‘It war Dorkis, sir, would hev me come; but we knowed nothin’ o’ what’s happened at the Manor. She’s frightened out on her wits about Miss Sarti, an’ she would hev me saddle Blackbird this mornin’, an’ leave the ploughin’, to come an’ let Sir Christifer an’ my lady know. P’raps you’ve heared, sir, we don’t keep the Cross Keys at Sloppeter now; a uncle o’ mine died three ‘ear ago, an’ left me a leggicy. He was bailiff to Squire Ramble, as hed them there big farms on his hans; an’ so we took a little farm o’ forty acres or thereabouts, becos Dorkis didn’t like the public when she got moithered wi’ children. As pritty a place as iver you see, sir, wi’ water at the back convenent for the cattle.’
‘For God’s sake,’ said Maynard, ’tell me what it is about Miss Sarti. Don’t stay to tell me anything else now.’
‘Well, sir,’ said Knott, rather frightened by the parson’s vehemence, ‘she come t’ our house i’ the carrier’s cart o’ Wednesday, when it was welly nine o’clock at night; and Dorkis run out, for she heared the cart stop, an’ Miss Sarti throwed her arms roun’ Dorkis’s neck an’ says, “Tek me in, Dorkis, tek me in,” an’ went off into a swoond, like. An’ Dorkis calls out to me,—“Dannel,” she calls—an’ I run out and carried the young miss in, an’ she come roun’ arter a hit, an’ opened her eyes, and Dorkis got her to drink a spoonful o’ rum-an’-water—we’ve got some capital rum as we brought from the Cross Keys, and Dorkis won’t let nobody drink it. She says she keeps it for sickness; but for my part, I think it’s a pity to drink good rum when your mouth’s out o’ taste; you may just as well hev doctor’s stuff. However, Dorkis got her to bed, an’ there she’s lay iver sin’, stoopid like, an’ niver speaks, an’ on’y teks little bits an’ sups when Dorkis coaxes her. An’ we begun to be frightened, and couldn’t think what had made her come away from the Manor, and Dorkis was afeared there was summat wrong. So this mornin’ she could hold no longer, an’ would hev no nay but I must come an’ see; an’ so I’ve rode twenty mile upo’ Blackbird, as thinks all the while he’s a-ploughin’, an’ turns sharp roun’, every thirty yards, as if he was at the end of a furrow. I’ve hed a sore time wi’ him, I can tell you, sir.’

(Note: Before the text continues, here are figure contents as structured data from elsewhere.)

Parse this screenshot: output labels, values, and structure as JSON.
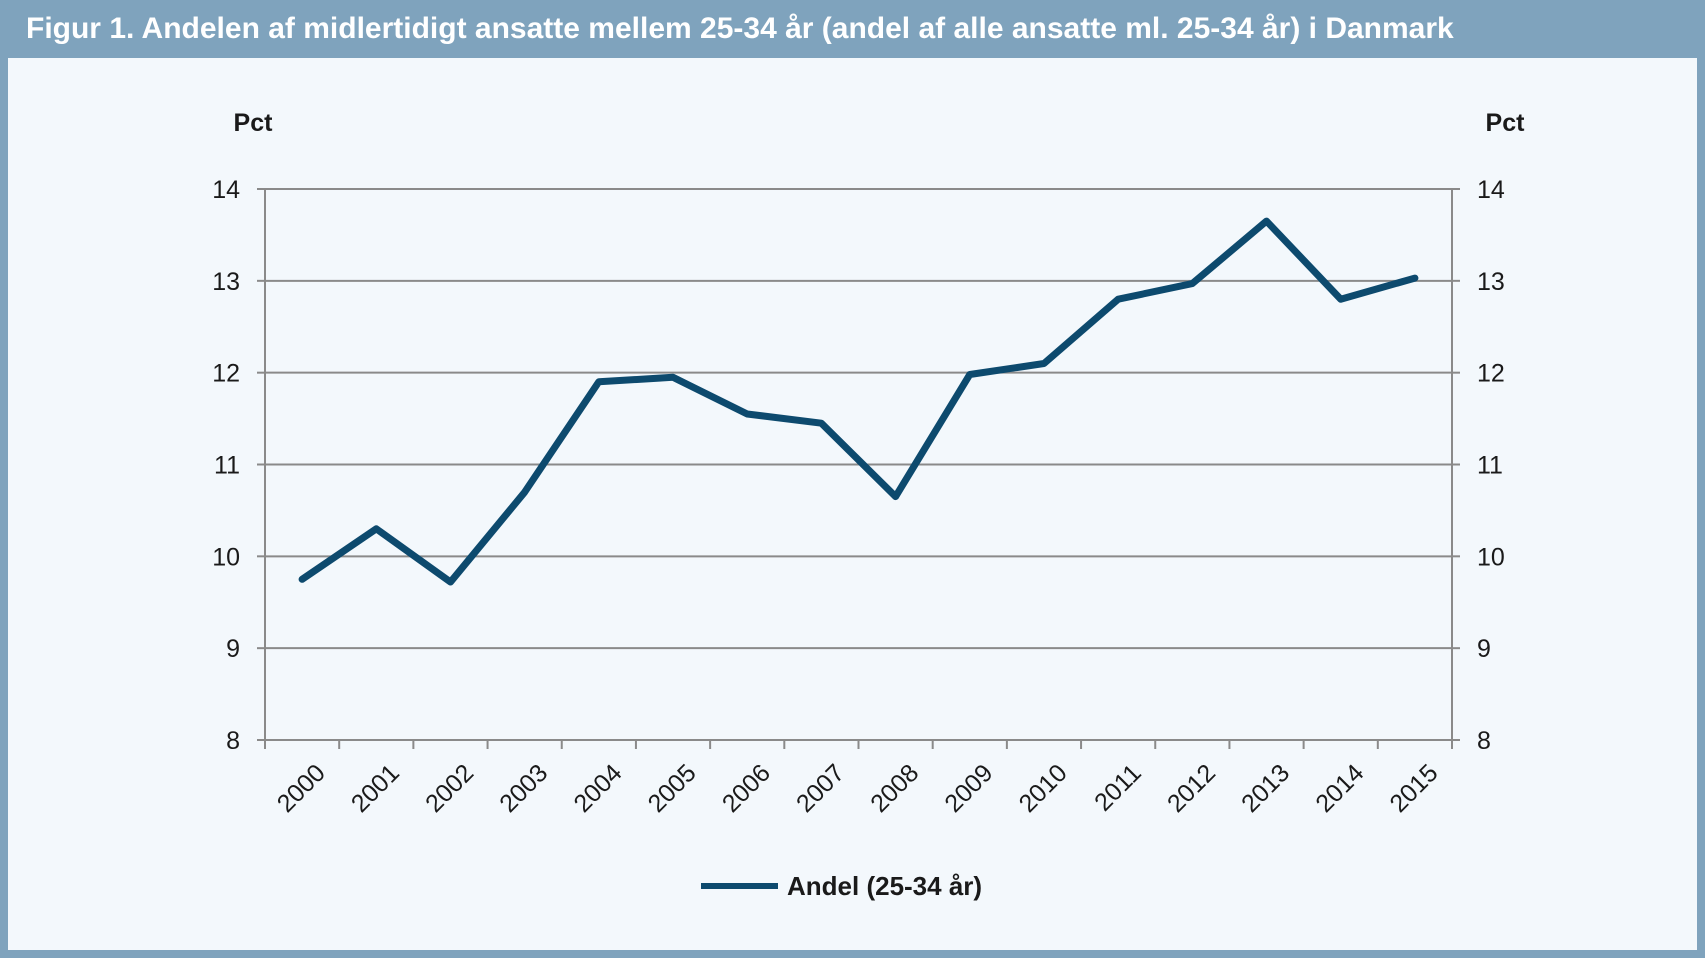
{
  "title": "Figur 1. Andelen af midlertidigt ansatte mellem 25-34 år (andel af alle ansatte ml. 25-34 år) i Danmark",
  "colors": {
    "frame": "#7fa3bd",
    "panel": "#f3f8fc",
    "series": "#0d4a6e",
    "grid": "#8a8a8a"
  },
  "chart_data": {
    "type": "line",
    "x": [
      "2000",
      "2001",
      "2002",
      "2003",
      "2004",
      "2005",
      "2006",
      "2007",
      "2008",
      "2009",
      "2010",
      "2011",
      "2012",
      "2013",
      "2014",
      "2015"
    ],
    "series": [
      {
        "name": "Andel (25-34 år)",
        "values": [
          9.75,
          10.3,
          9.72,
          10.7,
          11.9,
          11.95,
          11.55,
          11.45,
          10.65,
          11.98,
          12.1,
          12.8,
          12.97,
          13.65,
          12.8,
          13.03
        ]
      }
    ],
    "y_left_label": "Pct",
    "y_right_label": "Pct",
    "yticks": [
      "8",
      "9",
      "10",
      "11",
      "12",
      "13",
      "14"
    ],
    "ylim": [
      8,
      14
    ],
    "grid": true,
    "legend_position": "bottom-center"
  }
}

‘God bless you, Knott, for coming!’ said Mr. Gilfil, wringing the old coachman’s hand again. ’Now go down and have something and rest yourself. You will stay here to-night, and by-and-by I shall come to you to learn the nearest way to your house. I shall get ready to ride there immediately, when I have spoken to Sir Christopher.’
In an hour from that time Mr. Gilfil was galloping on a stout mare towards the little muddy village of Callam, five miles beyond Sloppeter. Once more he saw some gladness in the afternoon sunlight; once more it was a pleasure to see the hedgerow trees flying past him, and to be conscious of a ‘good seat’ while his black Kitty bounded beneath him, and the air whistled to the rhythm of her pace. Caterina was not dead; he had found her; his love and tenderness and long-suffering seemed so strong, they must recall her to life and happiness.